Monday, July 27, 2015

Hard copy - because it's hard to read

A lot of people went to the movie "The Jerk" believing it to be a biography of Mel Gibson, but at least they got to see Steve Martin running 'round hollering, "The new phone book's here! The new phone book's here!

I mean, really.
There was a time that people wanted, liked, and needed the phone book from the phone company, that compendium of people's names and addresses and phone numbers printed in a volume the size of your Aunt Tilly's sofa cushion that you sat on while wondering who would ever buy, let alone eat, that crazy hard candy seen only in old people's houses.

But we're talking about phone books here, not hard candy. The phone companies still print them, and most people toss them in the recycling bin about 15 seconds after bringing them in from the doorstep where some pixie dropped them off before scampering off as only a pixie can.

People with those cell phones have all their friends' numbers in their Contacts, and when they need the name of a new pizzeria or drywall contractor, they just Google the thing and off they go.

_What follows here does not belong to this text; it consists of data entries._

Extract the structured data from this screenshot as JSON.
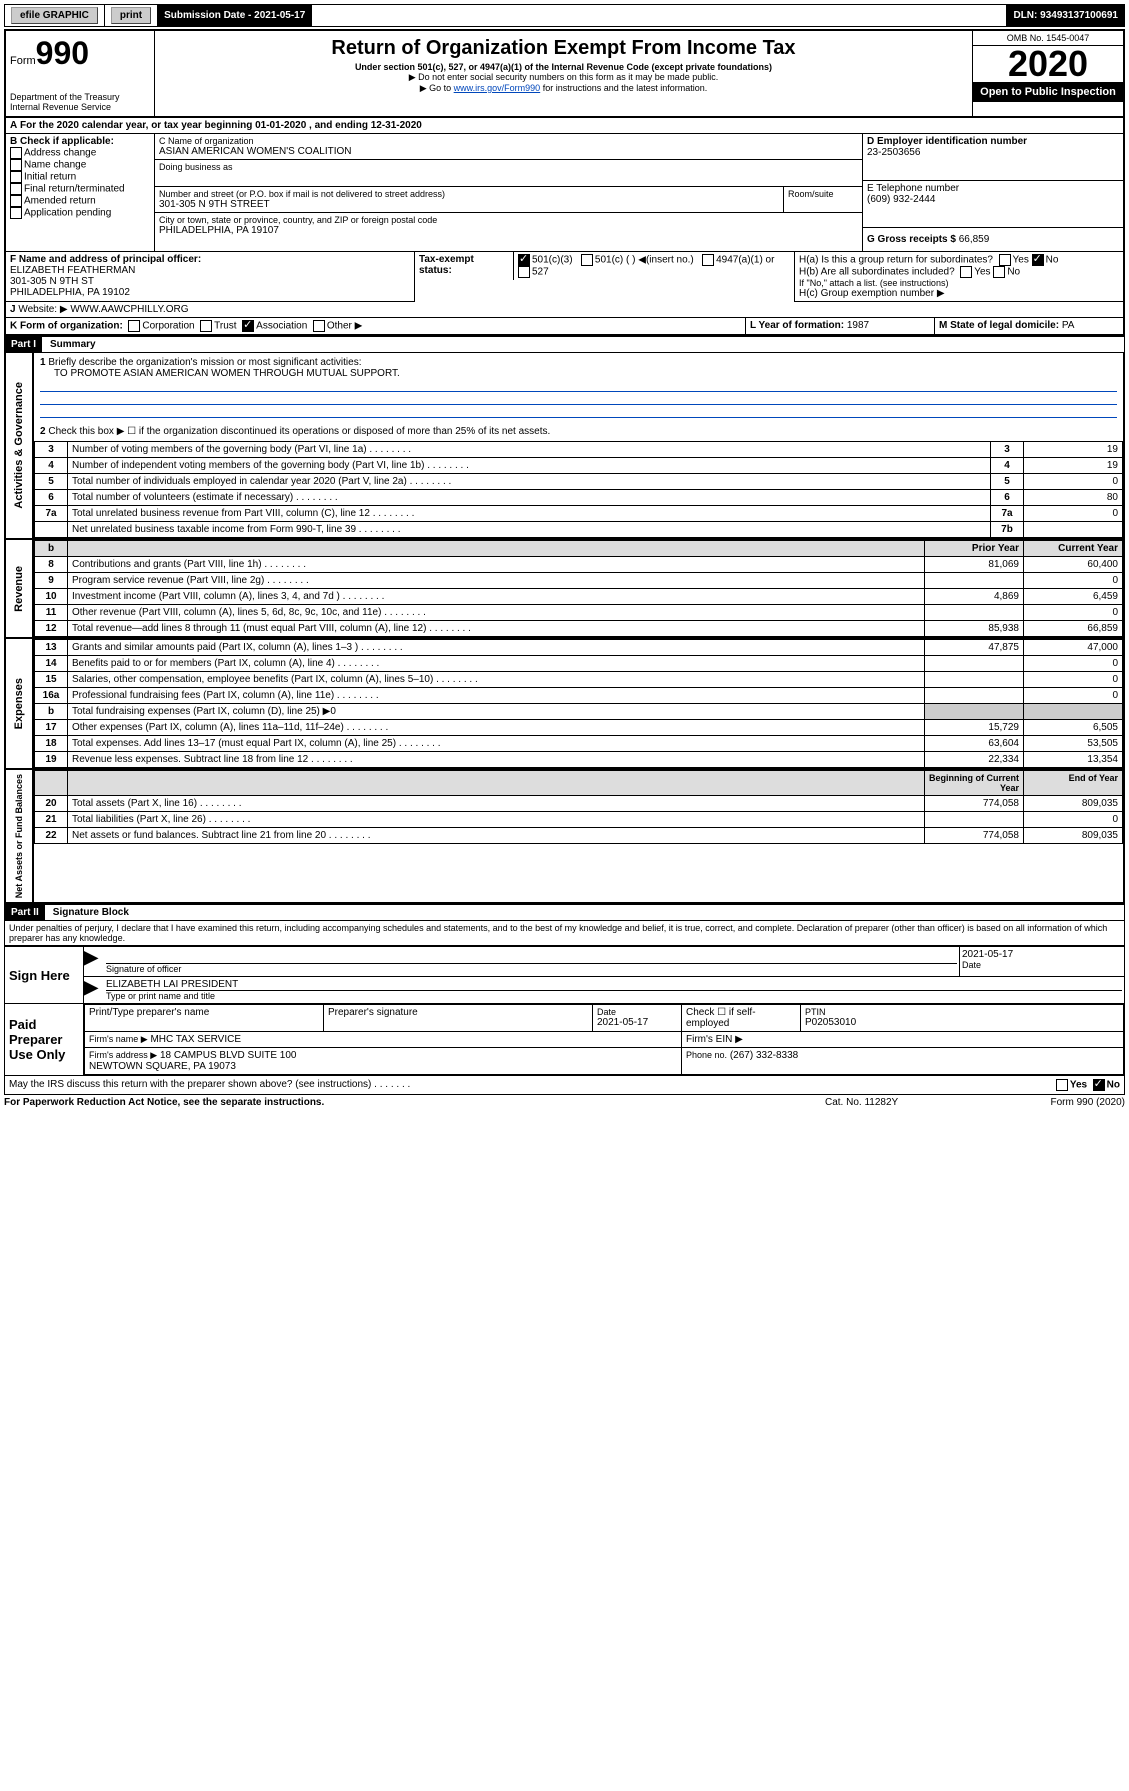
{
  "topbar": {
    "efile": "efile GRAPHIC",
    "print": "print",
    "sub_label": "Submission Date - 2021-05-17",
    "dln": "DLN: 93493137100691"
  },
  "header": {
    "form": "Form",
    "no": "990",
    "title": "Return of Organization Exempt From Income Tax",
    "sub1": "Under section 501(c), 527, or 4947(a)(1) of the Internal Revenue Code (except private foundations)",
    "sub2": "▶ Do not enter social security numbers on this form as it may be made public.",
    "sub3": "▶ Go to ",
    "sub3_link": "www.irs.gov/Form990",
    "sub3_tail": " for instructions and the latest information.",
    "dept": "Department of the Treasury\nInternal Revenue Service",
    "omb": "OMB No. 1545-0047",
    "year": "2020",
    "open": "Open to Public Inspection"
  },
  "A": {
    "text": "For the 2020 calendar year, or tax year beginning 01-01-2020    , and ending 12-31-2020"
  },
  "B": {
    "label": "B Check if applicable:",
    "items": [
      "Address change",
      "Name change",
      "Initial return",
      "Final return/terminated",
      "Amended return",
      "Application pending"
    ]
  },
  "C": {
    "name_lbl": "C Name of organization",
    "name": "ASIAN AMERICAN WOMEN'S COALITION",
    "dba": "Doing business as",
    "addr_lbl": "Number and street (or P.O. box if mail is not delivered to street address)",
    "room": "Room/suite",
    "addr": "301-305 N 9TH STREET",
    "city_lbl": "City or town, state or province, country, and ZIP or foreign postal code",
    "city": "PHILADELPHIA, PA  19107"
  },
  "D": {
    "lbl": "D Employer identification number",
    "val": "23-2503656"
  },
  "E": {
    "lbl": "E Telephone number",
    "val": "(609) 932-2444"
  },
  "G": {
    "lbl": "G Gross receipts $",
    "val": "66,859"
  },
  "F": {
    "lbl": "F  Name and address of principal officer:",
    "name": "ELIZABETH FEATHERMAN",
    "addr": "301-305 N 9TH ST\nPHILADELPHIA, PA  19102"
  },
  "H": {
    "a": "H(a)  Is this a group return for subordinates?",
    "a_no": "No",
    "b": "H(b)  Are all subordinates included?",
    "b_note": "If \"No,\" attach a list. (see instructions)",
    "c": "H(c)  Group exemption number ▶"
  },
  "I": {
    "lbl": "Tax-exempt status:",
    "opts": [
      "501(c)(3)",
      "501(c) (  ) ◀(insert no.)",
      "4947(a)(1) or",
      "527"
    ]
  },
  "J": {
    "lbl": "Website: ▶",
    "val": "WWW.AAWCPHILLY.ORG"
  },
  "K": {
    "lbl": "K Form of organization:",
    "opts": [
      "Corporation",
      "Trust",
      "Association",
      "Other ▶"
    ]
  },
  "L": {
    "lbl": "L Year of formation:",
    "val": "1987"
  },
  "M": {
    "lbl": "M State of legal domicile:",
    "val": "PA"
  },
  "partI": {
    "hdr": "Part I",
    "title": "Summary"
  },
  "summary": {
    "l1": "Briefly describe the organization's mission or most significant activities:",
    "l1val": "TO PROMOTE ASIAN AMERICAN WOMEN THROUGH MUTUAL SUPPORT.",
    "l2": "Check this box ▶ ☐  if the organization discontinued its operations or disposed of more than 25% of its net assets."
  },
  "gov_rows": [
    {
      "n": "3",
      "t": "Number of voting members of the governing body (Part VI, line 1a)",
      "b": "3",
      "v": "19"
    },
    {
      "n": "4",
      "t": "Number of independent voting members of the governing body (Part VI, line 1b)",
      "b": "4",
      "v": "19"
    },
    {
      "n": "5",
      "t": "Total number of individuals employed in calendar year 2020 (Part V, line 2a)",
      "b": "5",
      "v": "0"
    },
    {
      "n": "6",
      "t": "Total number of volunteers (estimate if necessary)",
      "b": "6",
      "v": "80"
    },
    {
      "n": "7a",
      "t": "Total unrelated business revenue from Part VIII, column (C), line 12",
      "b": "7a",
      "v": "0"
    },
    {
      "n": "",
      "t": "Net unrelated business taxable income from Form 990-T, line 39",
      "b": "7b",
      "v": ""
    }
  ],
  "rev_hdr": {
    "b": "b",
    "py": "Prior Year",
    "cy": "Current Year"
  },
  "rev_rows": [
    {
      "n": "8",
      "t": "Contributions and grants (Part VIII, line 1h)",
      "py": "81,069",
      "cy": "60,400"
    },
    {
      "n": "9",
      "t": "Program service revenue (Part VIII, line 2g)",
      "py": "",
      "cy": "0"
    },
    {
      "n": "10",
      "t": "Investment income (Part VIII, column (A), lines 3, 4, and 7d )",
      "py": "4,869",
      "cy": "6,459"
    },
    {
      "n": "11",
      "t": "Other revenue (Part VIII, column (A), lines 5, 6d, 8c, 9c, 10c, and 11e)",
      "py": "",
      "cy": "0"
    },
    {
      "n": "12",
      "t": "Total revenue—add lines 8 through 11 (must equal Part VIII, column (A), line 12)",
      "py": "85,938",
      "cy": "66,859"
    }
  ],
  "exp_rows": [
    {
      "n": "13",
      "t": "Grants and similar amounts paid (Part IX, column (A), lines 1–3 )",
      "py": "47,875",
      "cy": "47,000"
    },
    {
      "n": "14",
      "t": "Benefits paid to or for members (Part IX, column (A), line 4)",
      "py": "",
      "cy": "0"
    },
    {
      "n": "15",
      "t": "Salaries, other compensation, employee benefits (Part IX, column (A), lines 5–10)",
      "py": "",
      "cy": "0"
    },
    {
      "n": "16a",
      "t": "Professional fundraising fees (Part IX, column (A), line 11e)",
      "py": "",
      "cy": "0"
    },
    {
      "n": "b",
      "t": "Total fundraising expenses (Part IX, column (D), line 25) ▶0",
      "py": "",
      "cy": ""
    },
    {
      "n": "17",
      "t": "Other expenses (Part IX, column (A), lines 11a–11d, 11f–24e)",
      "py": "15,729",
      "cy": "6,505"
    },
    {
      "n": "18",
      "t": "Total expenses. Add lines 13–17 (must equal Part IX, column (A), line 25)",
      "py": "63,604",
      "cy": "53,505"
    },
    {
      "n": "19",
      "t": "Revenue less expenses. Subtract line 18 from line 12",
      "py": "22,334",
      "cy": "13,354"
    }
  ],
  "net_hdr": {
    "py": "Beginning of Current Year",
    "cy": "End of Year"
  },
  "net_rows": [
    {
      "n": "20",
      "t": "Total assets (Part X, line 16)",
      "py": "774,058",
      "cy": "809,035"
    },
    {
      "n": "21",
      "t": "Total liabilities (Part X, line 26)",
      "py": "",
      "cy": "0"
    },
    {
      "n": "22",
      "t": "Net assets or fund balances. Subtract line 21 from line 20",
      "py": "774,058",
      "cy": "809,035"
    }
  ],
  "vlabels": {
    "gov": "Activities & Governance",
    "rev": "Revenue",
    "exp": "Expenses",
    "net": "Net Assets or Fund Balances"
  },
  "partII": {
    "hdr": "Part II",
    "title": "Signature Block",
    "decl": "Under penalties of perjury, I declare that I have examined this return, including accompanying schedules and statements, and to the best of my knowledge and belief, it is true, correct, and complete. Declaration of preparer (other than officer) is based on all information of which preparer has any knowledge."
  },
  "sign": {
    "lbl": "Sign Here",
    "sig": "Signature of officer",
    "date": "2021-05-17",
    "date_lbl": "Date",
    "name": "ELIZABETH LAI PRESIDENT",
    "name_lbl": "Type or print name and title"
  },
  "paid": {
    "lbl": "Paid Preparer Use Only",
    "h1": "Print/Type preparer's name",
    "h2": "Preparer's signature",
    "h3": "Date",
    "h4": "Check ☐ if self-employed",
    "h5": "PTIN",
    "date": "2021-05-17",
    "ptin": "P02053010",
    "firm_lbl": "Firm's name   ▶",
    "firm": "MHC TAX SERVICE",
    "ein_lbl": "Firm's EIN ▶",
    "addr_lbl": "Firm's address ▶",
    "addr": "18 CAMPUS BLVD SUITE 100\nNEWTOWN SQUARE, PA  19073",
    "phone_lbl": "Phone no.",
    "phone": "(267) 332-8338"
  },
  "footer": {
    "discuss": "May the IRS discuss this return with the preparer shown above? (see instructions)",
    "notice": "For Paperwork Reduction Act Notice, see the separate instructions.",
    "cat": "Cat. No. 11282Y",
    "form": "Form 990 (2020)"
  },
  "yn": {
    "yes": "Yes",
    "no": "No"
  }
}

But there's a commotion brewing in Cape Breton, Nova Scotia, Canada.  I heard about this on the Canadian radio news show "Here and Now," which I listen to on NPR late at night after the Orioles have rendered me sad and sobbing.

The new 2015 phone book came out, and the book itself is smaller, and the font they used to print it is smaller, and guess which segment of the population uses phone books?  Those in the upper age demographic.

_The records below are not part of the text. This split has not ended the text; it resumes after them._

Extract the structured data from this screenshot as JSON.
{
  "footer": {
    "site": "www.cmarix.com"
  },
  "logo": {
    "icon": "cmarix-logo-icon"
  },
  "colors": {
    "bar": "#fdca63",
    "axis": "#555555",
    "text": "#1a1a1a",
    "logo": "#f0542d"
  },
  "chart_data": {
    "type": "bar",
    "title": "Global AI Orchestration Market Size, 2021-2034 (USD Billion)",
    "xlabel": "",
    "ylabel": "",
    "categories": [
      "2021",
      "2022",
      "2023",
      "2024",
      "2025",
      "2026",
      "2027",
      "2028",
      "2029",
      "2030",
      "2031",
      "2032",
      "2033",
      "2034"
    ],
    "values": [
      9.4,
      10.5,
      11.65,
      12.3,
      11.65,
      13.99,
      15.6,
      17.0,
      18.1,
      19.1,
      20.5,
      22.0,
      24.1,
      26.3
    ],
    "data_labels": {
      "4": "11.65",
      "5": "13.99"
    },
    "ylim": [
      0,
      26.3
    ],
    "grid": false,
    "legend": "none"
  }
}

What else do we know about people in that age bracket, which is to say, my age bracket?

They can't see little tiny print!

Beverly Joseph, of River Ryan, pictured here, doesn't like the new little book and she says the print size of the listings is too teeny.

"You can't read it. You need a magnifying glass," she said. "People that don't have eye problems are going to have eye problems. They cut the book down to a child size."

Someone up there contacted the phone company, and their spokesperson, Fiona Story, said they have been changing the format of their phone books all across Our Neighbor To The North for several years now.

"These changes are permanent,* however, the directory does continue to evolve with the introduction of new covers and increasingly localized content and neighbourhood information," wrote Story. "Many of these changes were made based on user feedback and research, aligned with our efforts to ensure we’re meeting the needs of print directory users while making sure we’re being efficient in our use of recycled paper resources."

She said all this in an email that she probably sent in "normal" size font.  She went on to say that most of the phone listing business up there is now digital, and "Print, however, remains a part of our product offering as it continues to address specific needs of both users and businesses alike."

Wow.  They even employ that Business Speak up in Canada!

My free suggestion to the Canadian phone company?  Free magnifying glasses with every phone book!

* - "These changes are permanent" means "We saved a nickel and we're not about to go back to a comfortable font, so tough noogies."